Checks/OPT_IDLE_001

NATS Underutilized Server: What It Means and How to Fix It

Severity
Info
Category
Health
Applies to
Idle Resources
Check ID
OPT_IDLE_001
Detection threshold
Max CPU < 5% AND max connections < 10 across time range (minimum 5 samples)

An underutilized server is a NATS cluster member that consistently runs below 5% CPU and serves fewer than 10 client connections across the observed time range, with at least 5 data samples confirming the pattern. The server is participating in the cluster — maintaining route connections, exchanging gossip, hosting Raft groups — but doing almost no useful work for clients.

Why this matters

Every server in a NATS cluster has a baseline cost: infrastructure spend (compute, storage, network), operational overhead (monitoring, patching, certificate rotation), and cluster protocol costs (route connections, subscription propagation, Raft heartbeats). An underutilized server pays all of these costs while contributing almost nothing to actual message throughput. In cloud environments, this is direct waste — you’re paying for a node that processes near-zero client traffic.

The operational cost is less obvious but real. Every server in the cluster is another node to monitor, upgrade, and maintain. During rolling upgrades, it’s another step in the process. During incident response, it’s another node to check. If the cluster has 5 servers and one is idle, 20% of your cluster maintenance effort is spent on a node that handles < 1% of the traffic.

Underutilized servers can also mask real capacity problems. If you’re monitoring aggregate cluster capacity and one server appears available, planning models may overestimate headroom. When a traffic spike hits, the idle server can’t absorb load if clients aren’t configured to use it — the spare capacity is theoretical, not practical.
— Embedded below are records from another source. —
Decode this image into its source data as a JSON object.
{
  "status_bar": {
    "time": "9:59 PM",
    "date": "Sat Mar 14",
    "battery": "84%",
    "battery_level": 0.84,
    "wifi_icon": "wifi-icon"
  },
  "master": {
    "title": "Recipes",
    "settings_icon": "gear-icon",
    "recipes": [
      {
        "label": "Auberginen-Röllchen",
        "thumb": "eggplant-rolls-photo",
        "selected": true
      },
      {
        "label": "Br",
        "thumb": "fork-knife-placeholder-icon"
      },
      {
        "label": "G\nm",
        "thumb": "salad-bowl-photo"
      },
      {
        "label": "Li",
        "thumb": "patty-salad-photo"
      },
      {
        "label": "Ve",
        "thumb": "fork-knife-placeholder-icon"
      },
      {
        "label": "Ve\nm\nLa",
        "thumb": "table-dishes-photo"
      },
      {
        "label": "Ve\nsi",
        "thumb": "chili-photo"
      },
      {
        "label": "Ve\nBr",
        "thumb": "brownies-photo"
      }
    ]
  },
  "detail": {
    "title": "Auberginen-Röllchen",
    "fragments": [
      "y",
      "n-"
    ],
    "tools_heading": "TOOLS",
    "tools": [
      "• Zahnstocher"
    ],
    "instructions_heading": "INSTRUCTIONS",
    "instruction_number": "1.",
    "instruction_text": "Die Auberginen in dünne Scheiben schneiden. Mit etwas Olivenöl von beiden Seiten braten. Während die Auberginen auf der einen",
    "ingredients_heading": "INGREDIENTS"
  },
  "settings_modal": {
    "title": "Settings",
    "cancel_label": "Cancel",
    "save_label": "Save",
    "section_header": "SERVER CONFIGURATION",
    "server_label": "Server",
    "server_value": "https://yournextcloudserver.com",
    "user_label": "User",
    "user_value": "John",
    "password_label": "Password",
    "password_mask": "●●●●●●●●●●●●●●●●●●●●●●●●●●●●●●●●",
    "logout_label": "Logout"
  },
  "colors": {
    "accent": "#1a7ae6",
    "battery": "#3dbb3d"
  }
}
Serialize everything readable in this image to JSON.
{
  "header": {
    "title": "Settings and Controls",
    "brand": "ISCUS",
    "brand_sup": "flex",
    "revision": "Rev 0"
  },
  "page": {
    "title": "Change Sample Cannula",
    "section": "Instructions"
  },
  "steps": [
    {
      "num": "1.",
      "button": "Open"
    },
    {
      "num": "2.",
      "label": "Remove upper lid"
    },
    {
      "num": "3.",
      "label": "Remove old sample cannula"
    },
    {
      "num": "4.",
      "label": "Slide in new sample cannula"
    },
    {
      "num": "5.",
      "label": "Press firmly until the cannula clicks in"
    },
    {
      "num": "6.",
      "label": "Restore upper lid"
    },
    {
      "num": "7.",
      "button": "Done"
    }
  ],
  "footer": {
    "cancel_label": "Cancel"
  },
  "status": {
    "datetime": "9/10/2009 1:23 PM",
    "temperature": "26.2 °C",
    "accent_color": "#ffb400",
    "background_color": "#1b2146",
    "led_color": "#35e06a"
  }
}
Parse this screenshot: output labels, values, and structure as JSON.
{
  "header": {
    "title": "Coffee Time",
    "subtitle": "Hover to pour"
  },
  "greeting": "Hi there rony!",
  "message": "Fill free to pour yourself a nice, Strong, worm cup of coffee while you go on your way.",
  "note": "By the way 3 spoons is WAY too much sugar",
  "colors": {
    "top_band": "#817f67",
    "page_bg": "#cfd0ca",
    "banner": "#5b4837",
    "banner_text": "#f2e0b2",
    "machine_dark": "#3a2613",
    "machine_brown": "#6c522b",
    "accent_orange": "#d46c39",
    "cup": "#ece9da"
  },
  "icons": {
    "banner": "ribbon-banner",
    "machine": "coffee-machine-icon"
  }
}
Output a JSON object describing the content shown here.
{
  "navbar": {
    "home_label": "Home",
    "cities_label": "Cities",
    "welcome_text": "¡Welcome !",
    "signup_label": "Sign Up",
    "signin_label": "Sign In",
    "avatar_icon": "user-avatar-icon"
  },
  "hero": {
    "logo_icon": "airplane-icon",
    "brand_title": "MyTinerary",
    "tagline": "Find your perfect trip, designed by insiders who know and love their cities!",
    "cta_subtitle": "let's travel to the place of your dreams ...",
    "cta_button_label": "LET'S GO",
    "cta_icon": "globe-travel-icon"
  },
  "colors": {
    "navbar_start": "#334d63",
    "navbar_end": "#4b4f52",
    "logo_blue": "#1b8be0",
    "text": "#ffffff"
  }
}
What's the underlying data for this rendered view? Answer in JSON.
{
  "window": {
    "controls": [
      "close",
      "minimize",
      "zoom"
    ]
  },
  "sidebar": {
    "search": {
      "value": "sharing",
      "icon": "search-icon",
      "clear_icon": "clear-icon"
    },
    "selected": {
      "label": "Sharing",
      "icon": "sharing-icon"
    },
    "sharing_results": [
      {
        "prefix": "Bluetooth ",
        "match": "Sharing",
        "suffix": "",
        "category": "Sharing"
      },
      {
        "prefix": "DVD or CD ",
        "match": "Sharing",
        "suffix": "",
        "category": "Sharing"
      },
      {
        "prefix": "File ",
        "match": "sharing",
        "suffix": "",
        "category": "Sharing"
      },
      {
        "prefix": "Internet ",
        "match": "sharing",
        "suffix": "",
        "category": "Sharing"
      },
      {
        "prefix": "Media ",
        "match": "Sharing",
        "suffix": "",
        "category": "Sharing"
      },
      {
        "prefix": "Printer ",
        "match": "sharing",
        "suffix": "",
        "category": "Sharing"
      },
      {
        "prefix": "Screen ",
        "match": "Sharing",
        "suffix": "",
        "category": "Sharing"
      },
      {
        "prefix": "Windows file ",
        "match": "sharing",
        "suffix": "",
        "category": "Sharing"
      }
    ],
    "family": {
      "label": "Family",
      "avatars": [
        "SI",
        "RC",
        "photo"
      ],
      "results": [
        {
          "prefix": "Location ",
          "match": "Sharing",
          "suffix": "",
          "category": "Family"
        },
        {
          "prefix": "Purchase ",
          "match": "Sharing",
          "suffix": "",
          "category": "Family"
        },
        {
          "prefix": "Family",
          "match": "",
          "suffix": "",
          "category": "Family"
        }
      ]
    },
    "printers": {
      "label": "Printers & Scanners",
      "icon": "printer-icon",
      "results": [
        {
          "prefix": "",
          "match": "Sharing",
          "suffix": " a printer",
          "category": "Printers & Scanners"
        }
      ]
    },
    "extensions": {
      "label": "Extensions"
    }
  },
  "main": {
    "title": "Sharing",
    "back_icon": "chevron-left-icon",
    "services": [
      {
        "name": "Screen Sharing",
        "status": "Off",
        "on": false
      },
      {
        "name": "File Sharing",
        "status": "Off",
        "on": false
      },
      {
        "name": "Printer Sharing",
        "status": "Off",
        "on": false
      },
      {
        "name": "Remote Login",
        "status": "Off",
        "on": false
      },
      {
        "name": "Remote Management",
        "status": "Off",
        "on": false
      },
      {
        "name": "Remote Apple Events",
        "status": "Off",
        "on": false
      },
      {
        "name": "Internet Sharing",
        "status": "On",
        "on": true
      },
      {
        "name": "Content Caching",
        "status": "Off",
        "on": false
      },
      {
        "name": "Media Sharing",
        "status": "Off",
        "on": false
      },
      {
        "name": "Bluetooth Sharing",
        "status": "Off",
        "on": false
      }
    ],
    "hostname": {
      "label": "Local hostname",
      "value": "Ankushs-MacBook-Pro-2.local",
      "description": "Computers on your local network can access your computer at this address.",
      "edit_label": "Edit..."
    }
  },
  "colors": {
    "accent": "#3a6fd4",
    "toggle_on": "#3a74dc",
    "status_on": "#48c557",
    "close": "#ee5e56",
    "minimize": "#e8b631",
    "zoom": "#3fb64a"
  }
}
The cluster’s effective capacity is lower than it appears.

Common causes

  • Clients don’t include this server in their connection URLs. The most common cause. If application configurations list nats://s1:4222,nats://s2:4222 but omit s3, no client will ever connect to s3 directly. The server participates in routing but never serves clients.

  • DNS discovery doesn’t resolve to this server. If clients use a DNS name to discover NATS servers and the DNS record doesn’t include this server’s IP, clients never connect to it. This happens when servers are added to the cluster but the DNS record isn’t updated.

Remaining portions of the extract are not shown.